I watched the President's speech tonight. This is pretty unusual for me; I'm not much on watching scripted speakers stare at the teleprompter slightly over and behind me, that is, behind and above the camera photographing, in this case, the President. The result is curiously dead, no sense of being engaged as an interlocutor by the speaker, rather the sense of watching an actor from the sidelines as he reads a part. But something told me to watch.
The chief thing noticeable was the absolute absence of any spontaneity, any interpolations, any off-the-cuff ad-libs, the usual signs of a speaker at ease with his text. This was tight scripted, and one suspects the handlers had said no departures from text or there'll be no pre-bed snack tonight.
I watched with almost no emotion. I am newly calm about this monstrous episode we are embarked on. I have had, from my reading in Santayana chiefly (I remarked on this in my last column for LRC), an insight that has removed me from the lists of the overwrought. I see that everything is going as it evidently must. Ancient philosophical errors are playing out, as the people who made them could never have guessed they would. Present actors are virtually powerless to do anything but move in the grooves laid out for them long ago. An enormity of egotism, of prideful false philosophy, is grinding its way to a bitter end.
Did I think, did you think, that it would be possible for a head of state, for our head of state, to come forward and say something like this?

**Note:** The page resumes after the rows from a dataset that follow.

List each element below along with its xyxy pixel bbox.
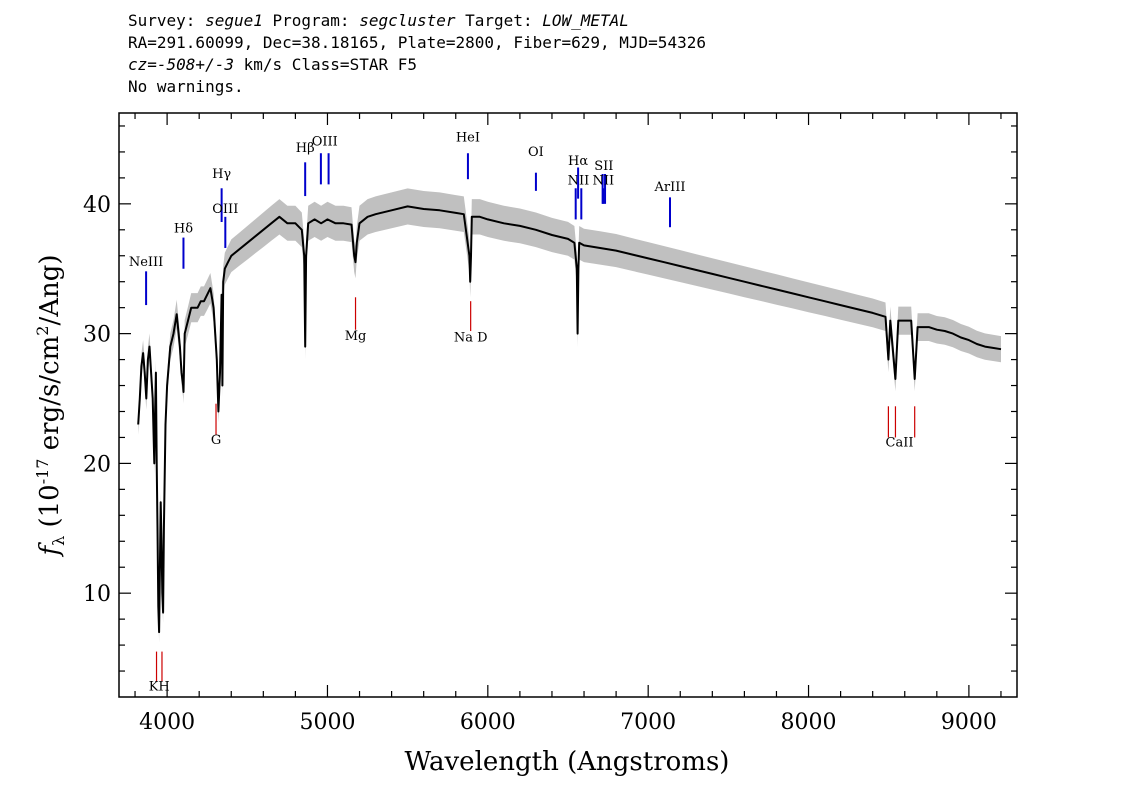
spectrum-line xyxy=(137,205,1002,634)
x-tick-label: 9000 xyxy=(941,710,997,735)
redshift-value: cz=-508+/-3 xyxy=(128,55,234,74)
emission-line-label: OI xyxy=(528,145,544,160)
x-tick-label: 4000 xyxy=(139,710,195,735)
y-tick-label: 40 xyxy=(83,193,111,218)
emission-line-label: OIII xyxy=(212,202,238,217)
x-tick-label: 5000 xyxy=(299,710,355,735)
emission-line-label: Hα xyxy=(568,154,588,169)
absorption-line-label: Mg xyxy=(345,329,367,344)
emission-line-label: NII xyxy=(592,173,614,188)
plot-frame xyxy=(118,112,1018,698)
error-band xyxy=(138,188,1001,643)
spectrum-header: Survey: segue1 Program: segcluster Targe… xyxy=(128,10,706,98)
y-tick-label: 30 xyxy=(83,323,111,348)
plot-layer: NeIIIHδHγOIIIHβOIIIHeIOINIIHαSIINIIArIII… xyxy=(83,112,1018,735)
absorption-line-label: G xyxy=(211,433,221,448)
y-tick-label: 20 xyxy=(83,452,111,477)
x-tick-label: 7000 xyxy=(620,710,676,735)
absorption-line-label: CaII xyxy=(886,436,914,451)
x-tick-label: 6000 xyxy=(460,710,516,735)
survey-value: segue1 xyxy=(205,11,263,30)
x-tick-label: 8000 xyxy=(781,710,837,735)
emission-line-label: SII xyxy=(594,159,613,174)
y-tick-label: 10 xyxy=(83,582,111,607)
emission-line-label: OIII xyxy=(312,134,338,149)
header-line-4: No warnings. xyxy=(128,77,244,96)
emission-line-label: Hδ xyxy=(174,221,193,236)
header-line-1: Survey: segue1 Program: segcluster Targe… xyxy=(128,11,629,30)
header-line-3: cz=-508+/-3 km/s Class=STAR F5 xyxy=(128,55,417,74)
program-value: segcluster xyxy=(359,11,456,30)
emission-line-label: HeI xyxy=(456,131,480,146)
emission-line-label: Hβ xyxy=(296,141,315,156)
target-value: LOW_METAL xyxy=(542,11,629,30)
x-axis-label: Wavelength (Angstroms) xyxy=(405,747,730,777)
absorption-line-label: Na D xyxy=(454,330,488,345)
y-axis-label: fλ (10-17 erg/s/cm2/Ang) xyxy=(33,254,68,557)
absorption-line-label: KH xyxy=(149,680,170,695)
emission-line-label: Hγ xyxy=(212,167,231,182)
header-line-2: RA=291.60099, Dec=38.18165, Plate=2800, … xyxy=(128,33,706,52)
emission-line-label: ArIII xyxy=(653,180,685,195)
emission-line-label: NeIII xyxy=(129,255,163,270)
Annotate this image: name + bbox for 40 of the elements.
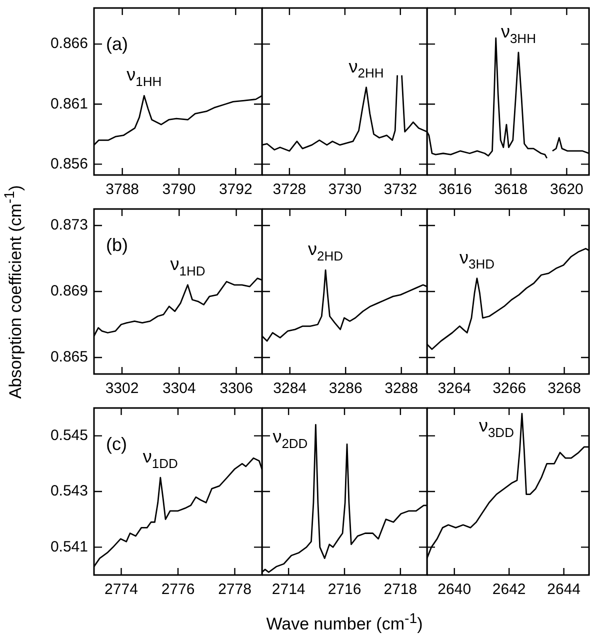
x-tick-label: 3732 xyxy=(384,181,418,198)
x-tick-label: 2644 xyxy=(547,581,581,598)
x-tick-label: 3288 xyxy=(384,380,418,398)
x-tick-label: 2778 xyxy=(218,581,252,598)
x-tick-label: 3266 xyxy=(492,380,526,398)
x-tick-label: 3286 xyxy=(328,380,362,398)
y-tick-label: 0.866 xyxy=(50,35,88,52)
annotation: (a) xyxy=(106,34,128,54)
x-tick-label: 3728 xyxy=(272,181,306,198)
x-tick-label: 3788 xyxy=(106,181,140,198)
y-tick-label: 0.869 xyxy=(50,282,88,300)
y-tick-label: 0.865 xyxy=(50,348,88,366)
x-tick-label: 3268 xyxy=(548,380,581,398)
x-tick-label: 2716 xyxy=(328,581,362,598)
y-tick-label: 0.873 xyxy=(50,216,88,234)
x-tick-label: 3304 xyxy=(162,380,196,398)
x-tick-label: 3730 xyxy=(328,181,362,198)
y-tick-label: 0.861 xyxy=(50,95,88,112)
x-tick-label: 3306 xyxy=(220,380,253,398)
x-tick-label: 3284 xyxy=(273,380,307,398)
x-tick-label: 3302 xyxy=(105,380,139,398)
x-tick-label: 3792 xyxy=(218,181,252,198)
x-tick-label: 3620 xyxy=(550,181,584,198)
x-axis-title: Wave number (cm$^{-1}$) xyxy=(266,611,423,635)
y-tick-label: 0.545 xyxy=(50,426,88,444)
annotation: (b) xyxy=(106,235,128,255)
x-tick-label: 3618 xyxy=(494,181,528,198)
x-tick-label: 2718 xyxy=(384,581,418,598)
y-tick-label: 0.541 xyxy=(50,538,88,556)
x-tick-label: 3616 xyxy=(438,181,472,198)
x-tick-label: 2642 xyxy=(492,581,526,598)
x-tick-label: 3264 xyxy=(438,380,472,398)
x-tick-label: 3790 xyxy=(162,181,196,198)
x-tick-label: 2776 xyxy=(161,581,195,598)
y-tick-label: 0.543 xyxy=(50,482,88,500)
annotation: (c) xyxy=(106,434,127,454)
x-tick-label: 2714 xyxy=(272,581,306,598)
y-tick-label: 0.856 xyxy=(50,155,88,172)
x-tick-label: 2774 xyxy=(104,581,138,598)
x-tick-label: 2640 xyxy=(438,581,472,598)
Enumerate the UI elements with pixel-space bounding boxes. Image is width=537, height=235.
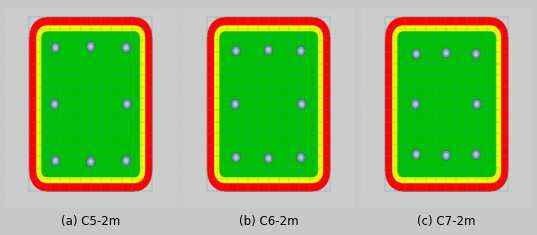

"My dear friends, I come before you tonight with a sad burden. I must tell you that our plans in Iraq have gone seriously awry, and although I am being urged by some to stay the course, to insist on final victory, I have estimated the cost to be too high. I am told by these same advisors that we must put $82 billion more into this reconstruction effort, and it is $82 billion we do not have. It will have to be borrowed, which means paid by taxpayers not yet born.
"But that is a small thing, really, and not why I am making the decision that I am going to set before you tonight. What I simply cannot countenance, and I do not wish you to have to accept, is a situation where our fine fighting men are being picked off by who knows what combinations of Hussein adherents, Al Qaeda people, or ordinary Iraqis upset with us as invaders. There is no prospect of improvement in this situation, in fact a real prospect of an escalation. I am, therefore, giving the order to our generals and admirals for full retreat as quickly and safely as possible, with a virtually infinite regard for the saving of life. I am turning the entire Iraq situation over to Iraqis to resolve as they are able. We are clearly unwelcome. Our intention was to free them. They are free. God go with them."
Or any variations of that message you'd like to craft up. Not possible. People in situations like the one George Bush is in are trapped. They are prisoners of fate in a truly horrible way. No doubt ambition and privilege brought him step by step to the "bad eminence" he now occupies. He can't have seen coming, however, how bad it was going to get. And it is going to get worse. For a while he was enjoying it, and let himself posture and be brash. That mood came to a peak when he challenged the Iraqis, "Bring 'em on." It has been downhill since.
I look at GW plowing through that miserable speech, and I pity him. I, unknown and poor to quote the poet, "a lone ant on a broken ant hill" am, relatively speaking, free as a bird. This Thursday, which happens to be my wedding anniversary as well as the second anniversary of the Trade Towers disaster, I will drive, God willing, to a small mountain town not terribly far away and have dinner and drive home. Hope to have money enough for the dinner and the gas.
I thought for a while that it was my job to stop this insanity somehow, and I lamented my utter powerlessness. That was sheer egotism on my part. I have no such job, and it's utter vainglory to think so. My job is stay sane in a mad world. Offer no support not extracted from me at gunpoint to the war-making power. Observe the sunsets and pray for peace.